When they broke for lunch, Salvador assured Place that within a few weeks he would have the sequence of moving and setting hoses completed in two to three hours. He would show Place how to repair sprinkler heads and patch hoses as the need arose.

After lunch, Salvador showed Place that sweeping a barn did not mean literally or traditionally sweeping a barn. It was more like raking the barn, but after the cobwebbed ceiling and walls were first swept. As a neat-looking touch for the center of the barn where vehicles could drive through and horses’ tack was put on, Salvador showed Place how to rake from the center of the drive-through, raking from the left and then from the right. When the job was completed, there would be uniform lines in the hard-packed ground. Hundreds of chevron-lined strokes added order and symmetry to the insides of the barns.

Place was amazed by the details with which Salvador worked. He taught and worked with Place in an exuberant manner. He had a dignity about how he approached his tasks, and to him, they were important chores. They sustained the ranch, and if the ranch were sustained, that meant livelihoods would be too. “Todos tenemos que vivir,” Salvador explained. “La gente y la tierra también. Todo está unido. Y ellos que no tienen respeto por eso no van a sobrevivir.” Place listened attentively to Salvador’s postulations of living evenly.

On another day, Salvador suggested that it would be a good idea to prune some of the unkempt shrubs and trees. They spent the better part of one day carefully pruning the three tall pine trees, and when they had finished, Salvador remarked that they looked like three skinny teenage boys who had just had their hair cut.

The entire week they cleaned and raked and wiped and yes, they irrigated.

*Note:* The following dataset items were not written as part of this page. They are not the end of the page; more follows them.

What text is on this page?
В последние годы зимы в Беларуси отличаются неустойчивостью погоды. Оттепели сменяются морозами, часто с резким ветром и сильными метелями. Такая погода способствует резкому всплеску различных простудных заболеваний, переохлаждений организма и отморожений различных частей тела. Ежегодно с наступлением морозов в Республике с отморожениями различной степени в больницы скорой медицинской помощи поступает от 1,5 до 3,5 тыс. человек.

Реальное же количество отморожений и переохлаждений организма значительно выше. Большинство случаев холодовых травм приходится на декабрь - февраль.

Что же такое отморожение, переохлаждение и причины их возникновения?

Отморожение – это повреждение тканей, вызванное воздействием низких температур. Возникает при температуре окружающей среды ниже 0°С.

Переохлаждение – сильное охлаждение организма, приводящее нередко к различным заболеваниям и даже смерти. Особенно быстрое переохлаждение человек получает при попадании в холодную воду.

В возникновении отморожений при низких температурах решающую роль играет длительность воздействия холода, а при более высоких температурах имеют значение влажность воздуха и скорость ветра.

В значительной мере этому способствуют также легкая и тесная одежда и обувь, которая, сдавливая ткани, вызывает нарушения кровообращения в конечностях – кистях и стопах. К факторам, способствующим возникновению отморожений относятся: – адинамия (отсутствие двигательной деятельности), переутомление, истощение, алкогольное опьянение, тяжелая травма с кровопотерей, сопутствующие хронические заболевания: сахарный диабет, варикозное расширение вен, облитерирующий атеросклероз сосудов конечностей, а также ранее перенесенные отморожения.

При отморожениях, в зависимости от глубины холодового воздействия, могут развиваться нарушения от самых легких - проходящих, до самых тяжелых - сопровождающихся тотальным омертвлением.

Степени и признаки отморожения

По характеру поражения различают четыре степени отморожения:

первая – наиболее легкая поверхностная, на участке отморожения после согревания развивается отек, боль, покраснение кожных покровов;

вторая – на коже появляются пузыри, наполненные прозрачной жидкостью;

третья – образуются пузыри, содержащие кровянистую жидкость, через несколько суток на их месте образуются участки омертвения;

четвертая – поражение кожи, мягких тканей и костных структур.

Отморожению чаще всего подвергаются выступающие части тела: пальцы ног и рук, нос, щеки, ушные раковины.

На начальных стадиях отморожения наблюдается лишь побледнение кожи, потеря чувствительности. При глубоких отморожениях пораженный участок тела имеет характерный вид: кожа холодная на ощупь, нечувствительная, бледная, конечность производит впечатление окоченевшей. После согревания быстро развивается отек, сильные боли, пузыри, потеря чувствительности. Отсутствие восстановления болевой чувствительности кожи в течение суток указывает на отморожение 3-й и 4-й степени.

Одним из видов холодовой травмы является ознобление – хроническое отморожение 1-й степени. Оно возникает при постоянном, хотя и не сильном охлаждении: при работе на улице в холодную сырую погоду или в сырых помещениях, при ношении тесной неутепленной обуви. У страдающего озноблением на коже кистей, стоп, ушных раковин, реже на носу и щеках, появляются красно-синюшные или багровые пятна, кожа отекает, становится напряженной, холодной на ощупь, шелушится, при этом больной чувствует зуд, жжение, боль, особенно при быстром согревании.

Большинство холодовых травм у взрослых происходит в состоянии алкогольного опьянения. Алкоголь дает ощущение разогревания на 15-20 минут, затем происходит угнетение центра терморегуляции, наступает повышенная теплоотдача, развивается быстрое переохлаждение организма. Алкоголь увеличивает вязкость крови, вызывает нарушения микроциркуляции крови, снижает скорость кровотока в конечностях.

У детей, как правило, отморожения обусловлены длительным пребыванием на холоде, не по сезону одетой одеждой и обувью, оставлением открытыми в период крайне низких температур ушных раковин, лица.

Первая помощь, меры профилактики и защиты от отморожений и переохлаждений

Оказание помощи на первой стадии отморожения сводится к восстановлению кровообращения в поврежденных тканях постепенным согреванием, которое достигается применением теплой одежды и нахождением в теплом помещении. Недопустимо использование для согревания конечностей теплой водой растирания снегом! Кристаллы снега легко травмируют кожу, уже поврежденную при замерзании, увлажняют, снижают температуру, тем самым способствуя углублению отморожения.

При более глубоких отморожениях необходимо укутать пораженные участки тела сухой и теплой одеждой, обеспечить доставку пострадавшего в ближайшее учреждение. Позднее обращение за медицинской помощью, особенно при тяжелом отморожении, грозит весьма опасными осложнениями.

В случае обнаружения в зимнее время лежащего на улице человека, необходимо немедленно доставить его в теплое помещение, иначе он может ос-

Hoses burst, and Salvador taught Place how to patch up or splice a blown hose by attaching glue and plastic couplers to it. Sprinklers became spasmodic, and a pebble that made its way up the water line had to be removed or a spring reattached to the slapping mechanism that splash-sprayed the water onto the thick, long grass. When the hoses were fixed, Salvador waved an emphatic finger at Place, warning him that the tool kit with couplers, glue, springs, wrenches, and cutters had to be returned to its place in the hay barn. It was time-consuming to walk all the way back to the barn, Salvador pointed out, but the tool kit could not be left in a pasture for curious horses to hurt themselves on. Plus, he added, it was considerate to the other workers who found a burst hose and needed to use the kit. As long as tools were returned to their usual place, things ran more smoothly.

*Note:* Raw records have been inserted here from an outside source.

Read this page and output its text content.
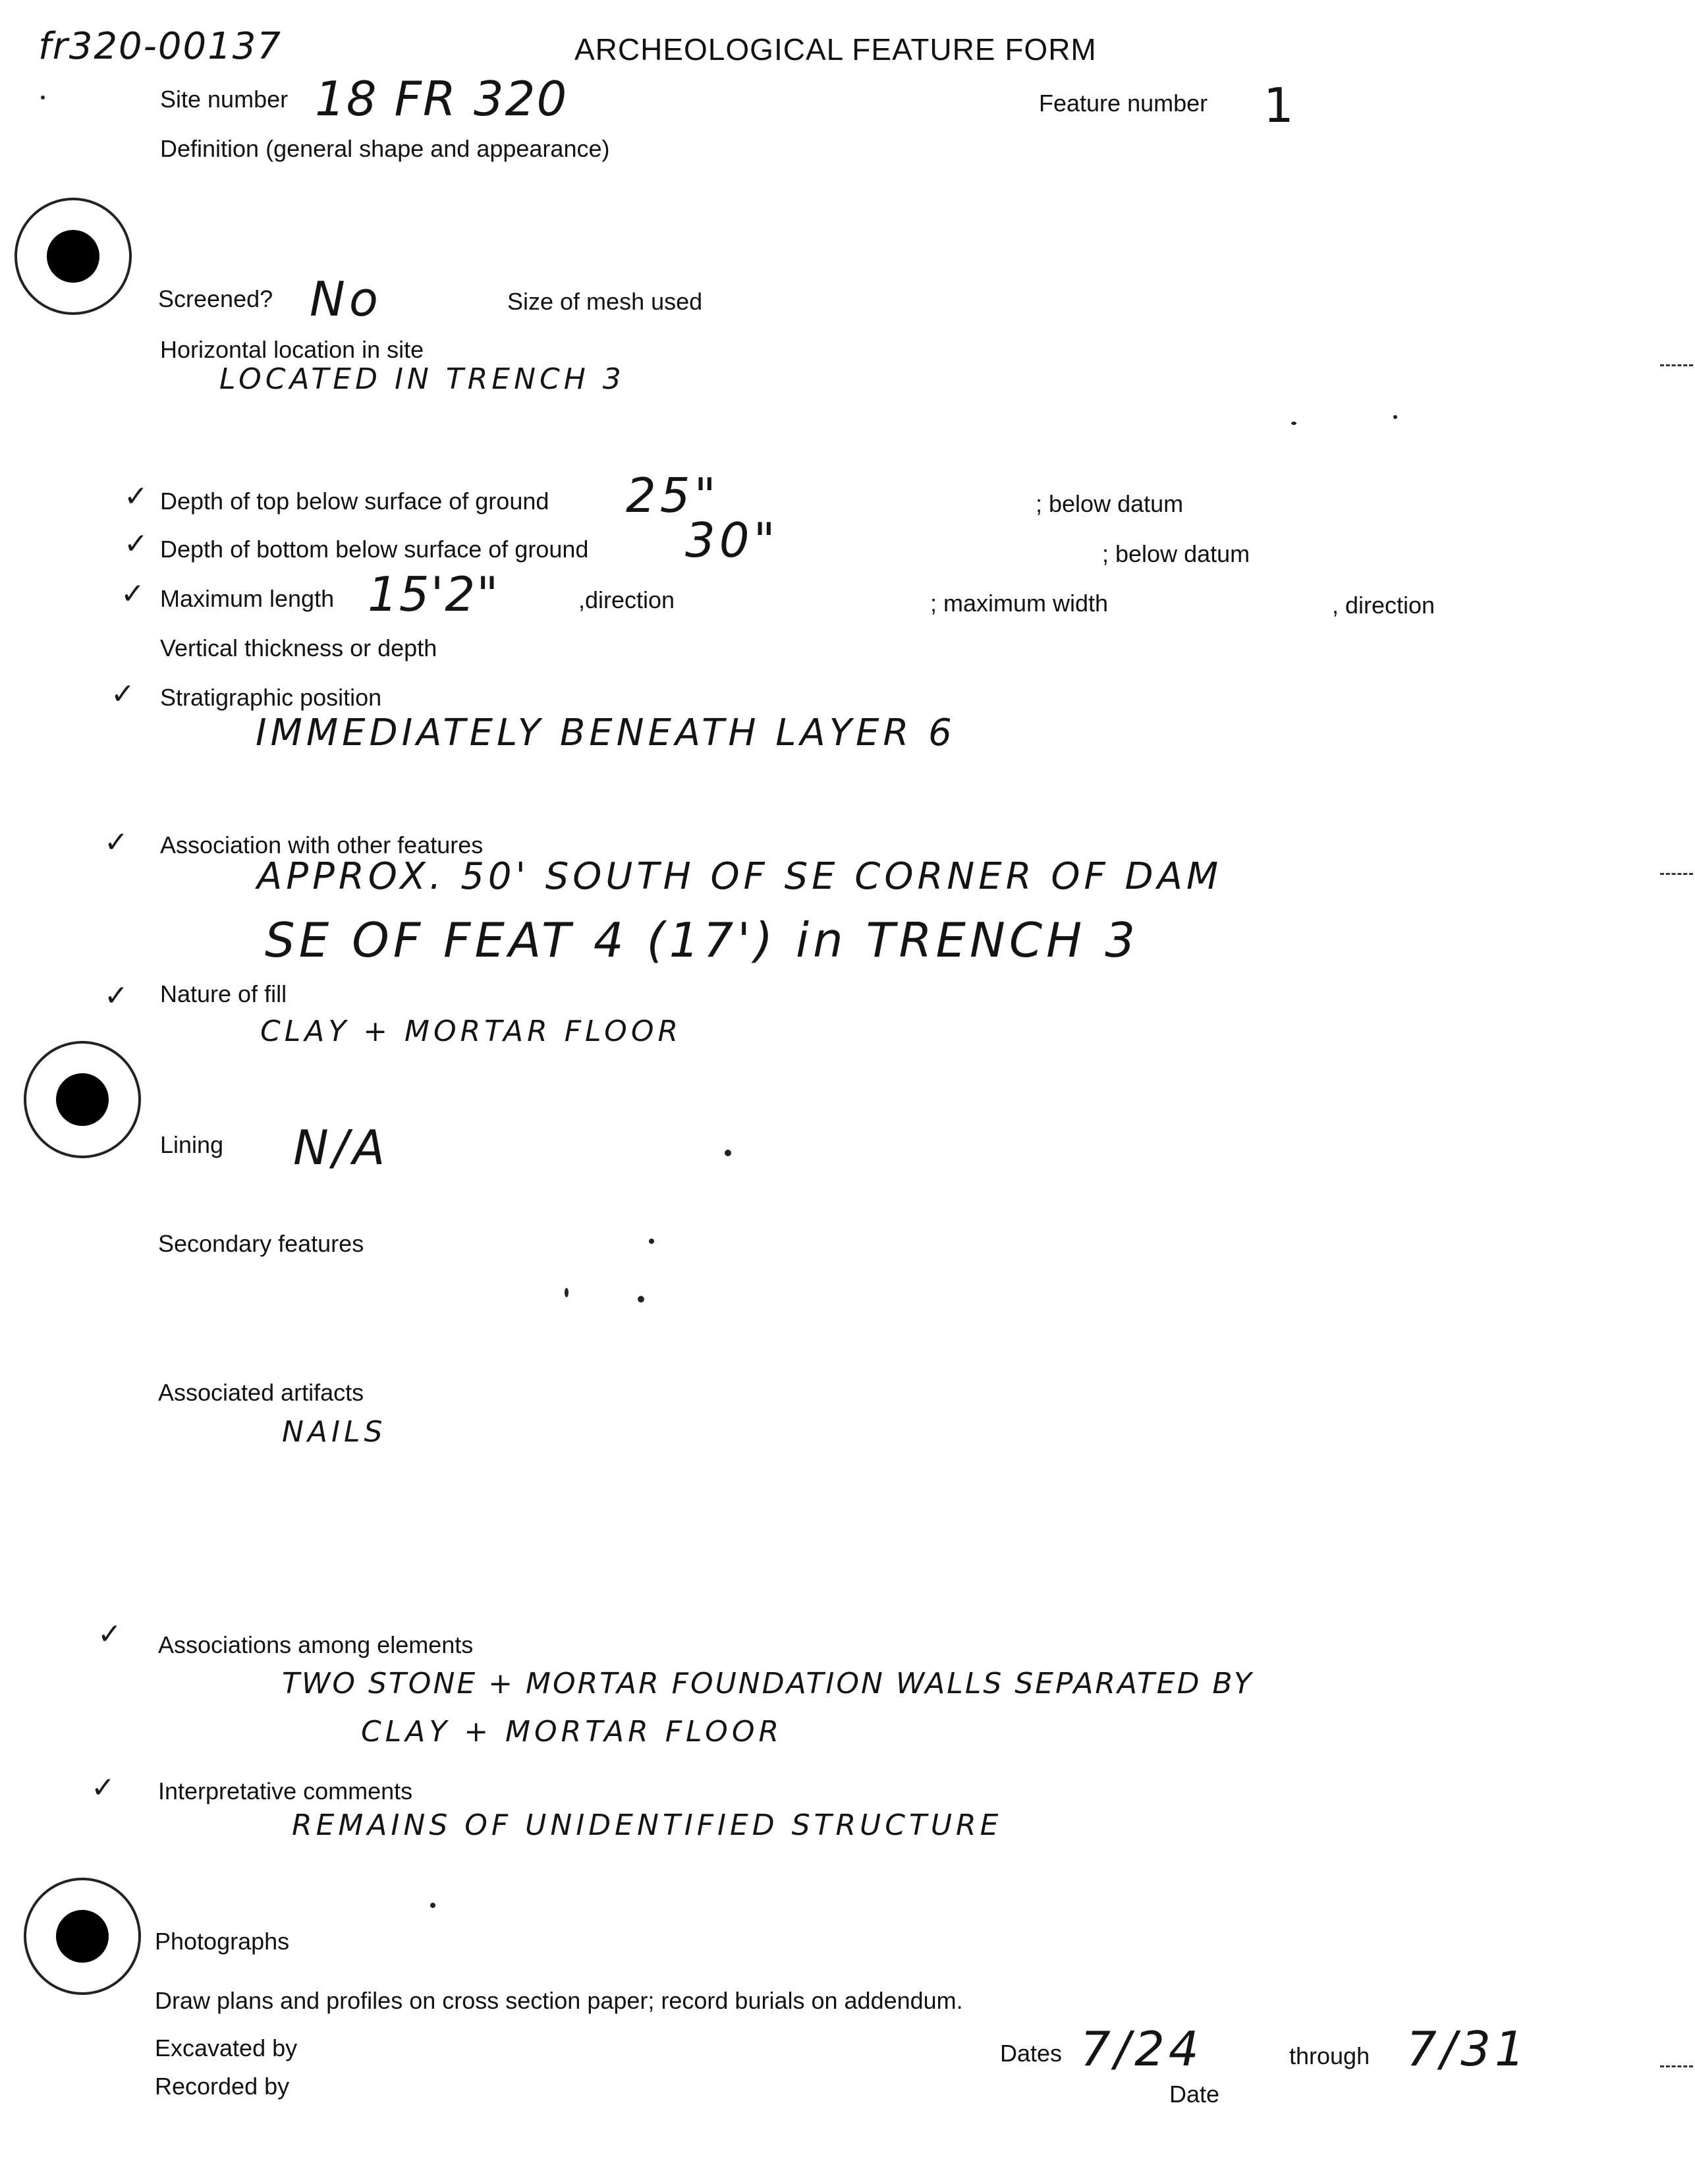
fr320-00137	ARCHEOLOGICAL FEATURE FORM
Site number 18 FR 320	Feature number 1
Definition (general shape and appearance)
Screened? No	Size of mesh used
Horizontal location in site
LOCATED IN TRENCH 3
✓ Depth of top below surface of ground 25"	; below datum
✓ Depth of bottom below surface of ground 30"	; below datum
✓ Maximum length 15'2"	,direction	; maximum width	, direction
Vertical thickness or depth
✓ Stratigraphic position
IMMEDIATELY BENEATH LAYER 6
✓ Association with other features
APPROX. 50' SOUTH OF SE CORNER OF DAM
SE OF FEAT 4 (17') in TRENCH 3
✓ Nature of fill
CLAY + MORTAR FLOOR
Lining N/A
Secondary features
Associated artifacts
NAILS
✓ Associations among elements
TWO STONE + MORTAR FOUNDATION WALLS SEPARATED BY
CLAY + MORTAR FLOOR
✓ Interpretative comments
REMAINS OF UNIDENTIFIED STRUCTURE
Photographs
Draw plans and profiles on cross section paper; record burials on addendum.
Excavated by
Recorded by
Dates 7/24	through 7/31
Date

It was hard work, as Salvador had promised.

As he worked, Place paid attention to the cars that did not appear on Sweet Wine Road. He listened for the clangor of more progressive and civilized city life, which he did not hear and did not miss. He noticed too that when a vehicle did drive by, it was usually a slow, chugging tractor or an old truck loaded with hay or pulling a trailer with animals in it. And the drivers of these vehicles, if a person was in sight, always raised an acknowledging hand, usually a rough and worked hand. The wave alone said so much to Place.

In the silent moments of steady shoveling or symmetrical sweeping, Place found himself wondering about Salvador. How peculiar, he thought, that Salvador could look so primitive, so simple, and yet know so much. He possessed an uncanny, naturalistic wisdom with animals, and his philosophy was rooted in a common sense that expressed that it was much easier for a human to know what an animal needs than it is for an animal to tell a human what it needs. In this way, you work with and not against each other. And since many of the people that Salvador had dealt with acted only a little better than animals, it was quite relevant to apply the same approach to them too. Place was also impressed by how much Salvador knew about his own language. He had been educated in Mexico but nothing close to the level or equivalence of education Place had received. He could explain and teach with an encouraging effectiveness that kept his pupil interested, immersed, and enthusiastic.